Spallone A, Ferrante L, Palatinsky E, Santoro A, Acqui M
Acta Neurochir (Wien). 1986;80(1-2):12-7. doi: 10.1007/BF01809551.
This study concerns 64 patients with angiographically negative subarachnoid haemorrhage (SAH) hospitalized in the period 1970-1982. Requisites for inclusion in the study were adequate angiographic demonstration of the carotid and vertebrobasilar systems and no clinical signs of spinal SAH or spontaneous intracerebral haematoma. The clinical data on the 64 cases confirm the close similarity, except for the prognostic factors, between angiographically negative SAH and SAH secondary to rupture of an intracranial saccular aneurysm. The study underlines the benign character of the clinical course and of the medium and long-term prognosis of the condition under study. In view of this, the hypothesis advanced sometime ago relating angiographically negative SAH to the rupture of microaneurysms (phi less than 2 mm) of the large cerebral arteries with subsequent complete repair of the artery wall, or to the spontaneous thrombosis of intracranial saccular aneurysms, with the possibility of subsequent recanalization and risk of fresh rupture, would appear to be a reasonable one.
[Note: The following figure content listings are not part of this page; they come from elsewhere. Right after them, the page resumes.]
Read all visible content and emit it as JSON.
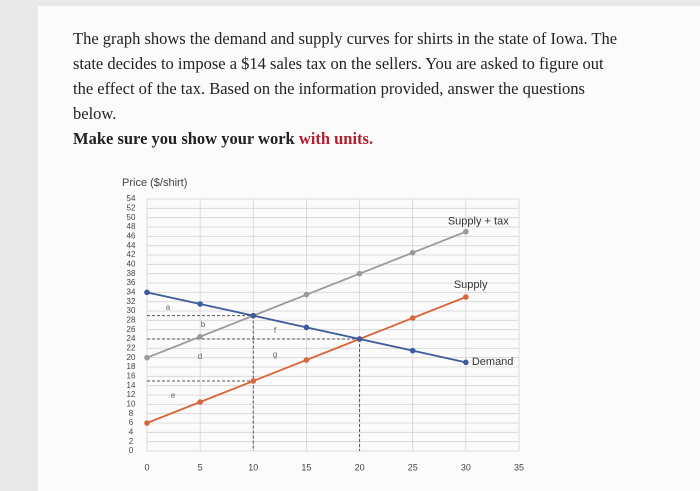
{
  "document": {
    "paragraph": "The graph shows the demand and supply curves for shirts in the state of Iowa. The state decides to impose a $14 sales tax on the sellers. You are asked to figure out the effect of the tax. Based on the information provided, answer the questions below.",
    "instruction": "Make sure you show your work",
    "emphasis": "with units."
  },
  "chart_data": {
    "type": "line",
    "y_label": "Price ($/shirt)",
    "x": [
      0,
      5,
      10,
      15,
      20,
      25,
      30
    ],
    "series": [
      {
        "name": "Supply + tax",
        "color": "#9a9a9a",
        "values": [
          20,
          24.5,
          29,
          33.5,
          38,
          42.5,
          47
        ]
      },
      {
        "name": "Supply",
        "color": "#d9663a",
        "values": [
          6,
          10.5,
          15,
          19.5,
          24,
          28.5,
          33
        ]
      },
      {
        "name": "Demand",
        "color": "#3d5c9c",
        "values": [
          34,
          31.5,
          29,
          26.5,
          24,
          21.5,
          19
        ]
      }
    ],
    "annotations": [
      "a",
      "b",
      "d",
      "e",
      "f",
      "g"
    ],
    "xlim": [
      0,
      35
    ],
    "ylim": [
      0,
      54
    ],
    "xticks": [
      0,
      5,
      10,
      15,
      20,
      25,
      30,
      35
    ],
    "yticks": [
      0,
      2,
      4,
      6,
      8,
      10,
      12,
      14,
      16,
      18,
      20,
      22,
      24,
      26,
      28,
      30,
      32,
      34,
      36,
      38,
      40,
      42,
      44,
      46,
      48,
      50,
      52,
      54
    ],
    "grid": true
  }
}
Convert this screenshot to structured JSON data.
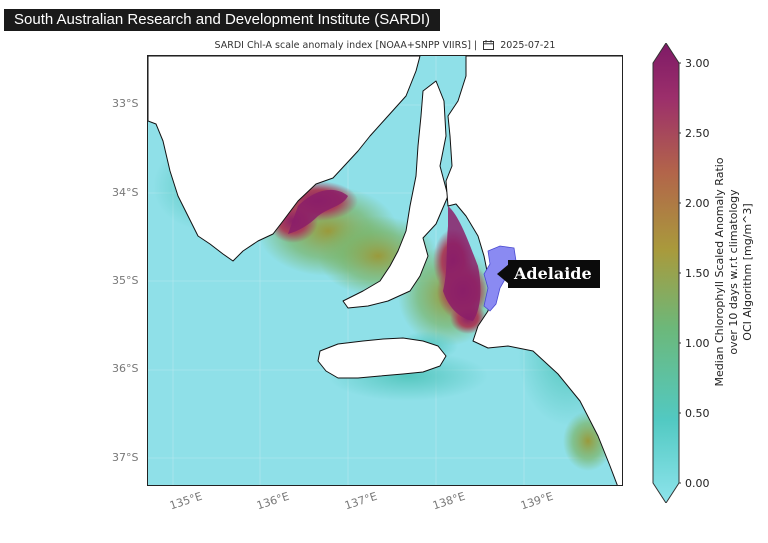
{
  "banner": {
    "text": "South Australian Research and Development Institute (SARDI)"
  },
  "plot": {
    "title_prefix": "SARDI Chl-A scale anomaly index [NOAA+SNPP VIIRS] |",
    "date": "2025-07-21",
    "calendar_icon": "calendar-icon"
  },
  "axes": {
    "lat_labels": [
      "33°S",
      "34°S",
      "35°S",
      "36°S",
      "37°S"
    ],
    "lon_labels": [
      "135°E",
      "136°E",
      "137°E",
      "138°E",
      "139°E"
    ]
  },
  "annotation": {
    "city": "Adelaide"
  },
  "colorbar": {
    "ticks": [
      "3.00",
      "2.50",
      "2.00",
      "1.50",
      "1.00",
      "0.50",
      "0.00"
    ],
    "title_lines": [
      "Median Chlorophyll Scaled Anomaly Ratio",
      "over 10 days w.r.t climatology",
      "OCI Algorithm [mg/m^3]"
    ],
    "range": [
      0,
      3
    ],
    "colors": [
      "#8ee4ec",
      "#52c9c2",
      "#6cb87a",
      "#a99a3c",
      "#b2644a",
      "#9c2f6b",
      "#7e1a66"
    ],
    "extend": "both"
  },
  "colors": {
    "ocean": "#8fe0e8",
    "land": "#ffffff",
    "coastline": "#111111",
    "city_marker": "#8a8af2",
    "high_anomaly": "#8b1f68"
  }
}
本研究涉及1970年至1982年期间住院的64例血管造影显示为阴性的蛛网膜下腔出血(SAH)患者。纳入本研究的条件是颈动脉和椎基底动脉系统血管造影显示正常,且无脊髓SAH或自发性脑内血肿的临床体征。64例患者的临床资料证实,除了预后因素外,血管造影显示为阴性的SAH与颅内囊状动脉瘤破裂继发的SAH之间具有高度相似性。该研究强调了所研究疾病临床病程以及中长期预后的良性特征。鉴于此,不久前提出的关于血管造影显示为阴性的SAH与大脑大动脉微动脉瘤(直径小于2mm)破裂、随后动脉壁完全修复,或与颅内囊状动脉瘤自发性血栓形成有关,且随后可能再通并存在再次破裂风险的假说,似乎是合理的。